Browser Exploit Design Course Review
Almost three months ago, I started the Browser Exploit Design course by Zero Day Engineering. It has been a very interesting and challenging journey so far. The course is self-paced, which is useful because there is a lot of material to go through. This is not something you simply watch once and finish. It takes time, practice, and revisiting the exercises to really digest everything.
What I really liked about the course is the combination of video lectures and hands-on exercises. It starts from the foundation, including setting up the environment and compiling browsers for exploit development with ASAN. That part alone is very valuable, because it gives you a realistic workflow and prepares you for the more advanced exploitation exercises later in the course.
The course then moves into full stack exploit exercises with modern 0-days, including a renderer DOM use-after-free, JavaScript engine type confusion, and sandbox escape via IPC memory corruption. These are not just isolated examples. They are practical exercises that help build a better understanding of how modern browser exploitation works from start to finish.

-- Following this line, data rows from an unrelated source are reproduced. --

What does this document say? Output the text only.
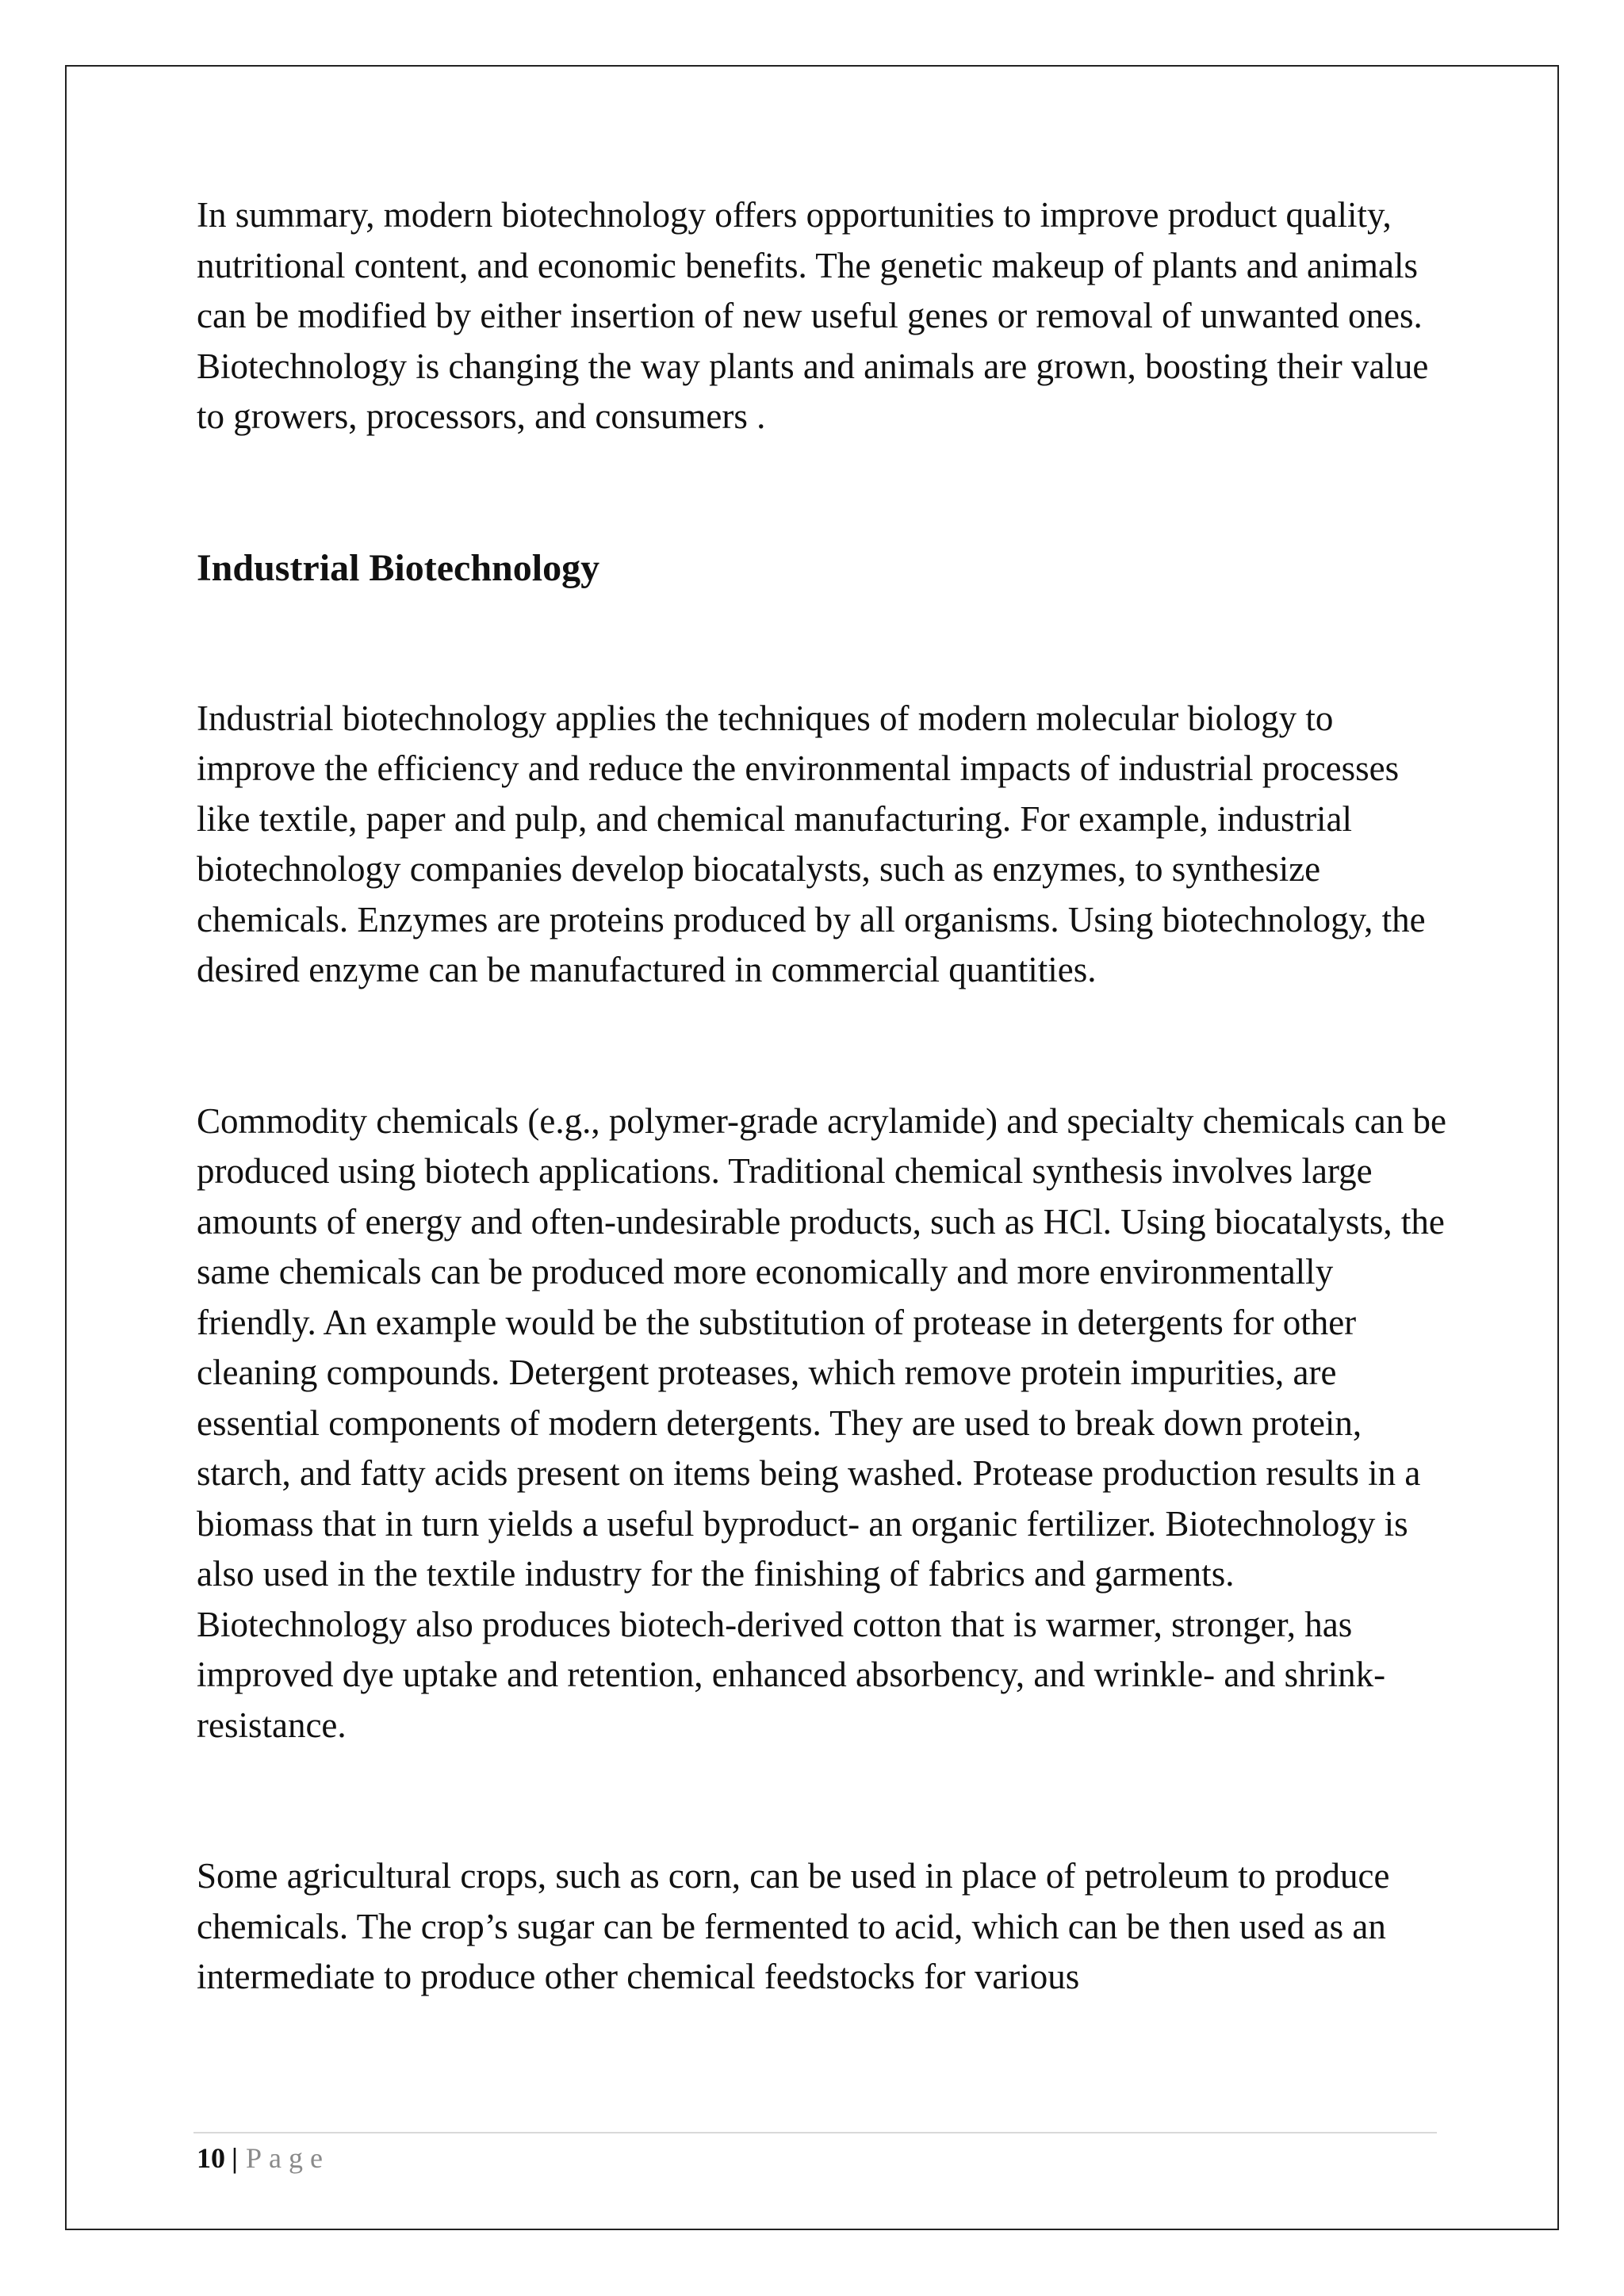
In summary, modern biotechnology offers opportunities to improve product quality, nutritional content, and economic benefits. The genetic makeup of plants and animals can be modified by either insertion of new useful genes or removal of unwanted ones. Biotechnology is changing the way plants and animals are grown, boosting their value to growers, processors, and consumers .

Industrial Biotechnology

Industrial biotechnology applies the techniques of modern molecular biology to improve the efficiency and reduce the environmental impacts of industrial processes like textile, paper and pulp, and chemical manufacturing. For example, industrial biotechnology companies develop biocatalysts, such as enzymes, to synthesize chemicals. Enzymes are proteins produced by all organisms. Using biotechnology, the desired enzyme can be manufactured in commercial quantities.

Commodity chemicals (e.g., polymer-grade acrylamide) and specialty chemicals can be produced using biotech applications. Traditional chemical synthesis involves large amounts of energy and often-undesirable products, such as HCl. Using biocatalysts, the same chemicals can be produced more economically and more environmentally friendly. An example would be the substitution of protease in detergents for other cleaning compounds. Detergent proteases, which remove protein impurities, are essential components of modern detergents. They are used to break down protein, starch, and fatty acids present on items being washed. Protease production results in a biomass that in turn yields a useful byproduct- an organic fertilizer. Biotechnology is also used in the textile industry for the finishing of fabrics and garments. Biotechnology also produces biotech-derived cotton that is warmer, stronger, has improved dye uptake and retention, enhanced absorbency, and wrinkle- and shrink-resistance.

Some agricultural crops, such as corn, can be used in place of petroleum to produce chemicals. The crop’s sugar can be fermented to acid, which can be then used as an intermediate to produce other chemical feedstocks for various

10 | Page
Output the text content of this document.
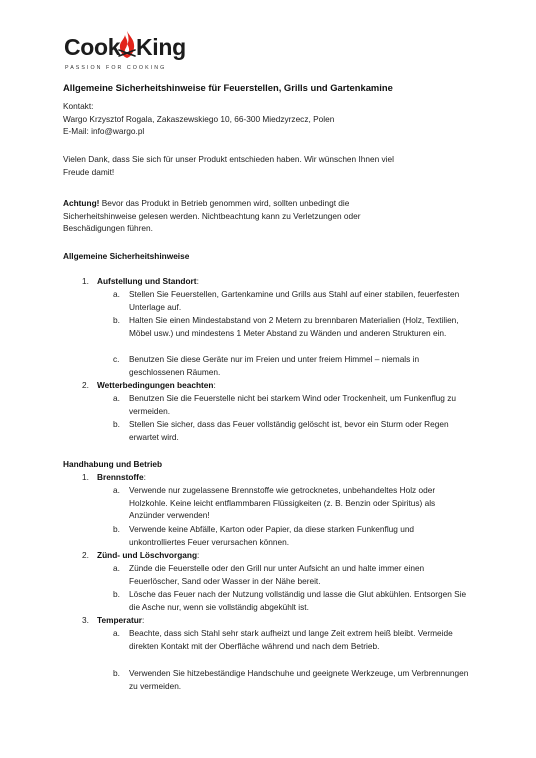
Cook King
PASSION FOR COOKING
Allgemeine Sicherheitshinweise für Feuerstellen, Grills und Gartenkamine
Kontakt:
Wargo Krzysztof Rogala, Zakaszewskiego 10, 66-300 Miedzyrzecz, Polen
E-Mail: info@wargo.pl

Vielen Dank, dass Sie sich für unser Produkt entschieden haben. Wir wünschen Ihnen viel
Freude damit!

Achtung! Bevor das Produkt in Betrieb genommen wird, sollten unbedingt die
Sicherheitshinweise gelesen werden. Nichtbeachtung kann zu Verletzungen oder
Beschädigungen führen.

Allgemeine Sicherheitshinweise
1. Aufstellung und Standort:
a. Stellen Sie Feuerstellen, Gartenkamine und Grills aus Stahl auf einer stabilen, feuerfesten Unterlage auf.

b. Halten Sie einen Mindestabstand von 2 Metern zu brennbaren Materialien (Holz, Textilien, Möbel usw.) und mindestens 1 Meter Abstand zu Wänden und anderen Strukturen ein.

c. Benutzen Sie diese Geräte nur im Freien und unter freiem Himmel – niemals in geschlossenen Räumen.

2. Wetterbedingungen beachten:
a. Benutzen Sie die Feuerstelle nicht bei starkem Wind oder Trockenheit, um Funkenflug zu vermeiden.

b. Stellen Sie sicher, dass das Feuer vollständig gelöscht ist, bevor ein Sturm oder Regen erwartet wird.

Handhabung und Betrieb
1. Brennstoffe:
a. Verwende nur zugelassene Brennstoffe wie getrocknetes, unbehandeltes Holz oder Holzkohle. Keine leicht entflammbaren Flüssigkeiten (z. B. Benzin oder Spiritus) als Anzünder verwenden!

b. Verwende keine Abfälle, Karton oder Papier, da diese starken Funkenflug und unkontrolliertes Feuer verursachen können.

2. Zünd- und Löschvorgang:
a. Zünde die Feuerstelle oder den Grill nur unter Aufsicht an und halte immer einen Feuerlöscher, Sand oder Wasser in der Nähe bereit.

b. Lösche das Feuer nach der Nutzung vollständig und lasse die Glut abkühlen. Entsorgen Sie die Asche nur, wenn sie vollständig abgekühlt ist.

3. Temperatur:
a. Beachte, dass sich Stahl sehr stark aufheizt und lange Zeit extrem heiß bleibt. Vermeide direkten Kontakt mit der Oberfläche während und nach dem Betrieb.

b. Verwenden Sie hitzebeständige Handschuhe und geeignete Werkzeuge, um Verbrennungen zu vermeiden.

Another strong point is that the course covers all the major browsers: Chrome, Safari/WebKit, and Firefox. Each browser section has its own fun and challenging exercises, and it gives a good view into how different browser internals work in practice. I also liked that the course does not only focus on renderer bugs, but also covers sandbox escapes, which makes it feel much closer to real-world browser exploit development.
Overall, I see Browser Exploit Design as an advanced exploratory training program that systematically covers 80%+ of the subject field. Even after almost three months, I still have a lot of work left and many details I want to revisit, but it has already been a big step forward for me. It gave me a much better understanding of browser internals, exploit development workflows, and the complexity of modern browser security.
I would definitely recommend this course to people who already have a strong background in vulnerability research or exploit development and want to move deeper into browser exploitation. It is difficult, practical, and a lot of fun to learn.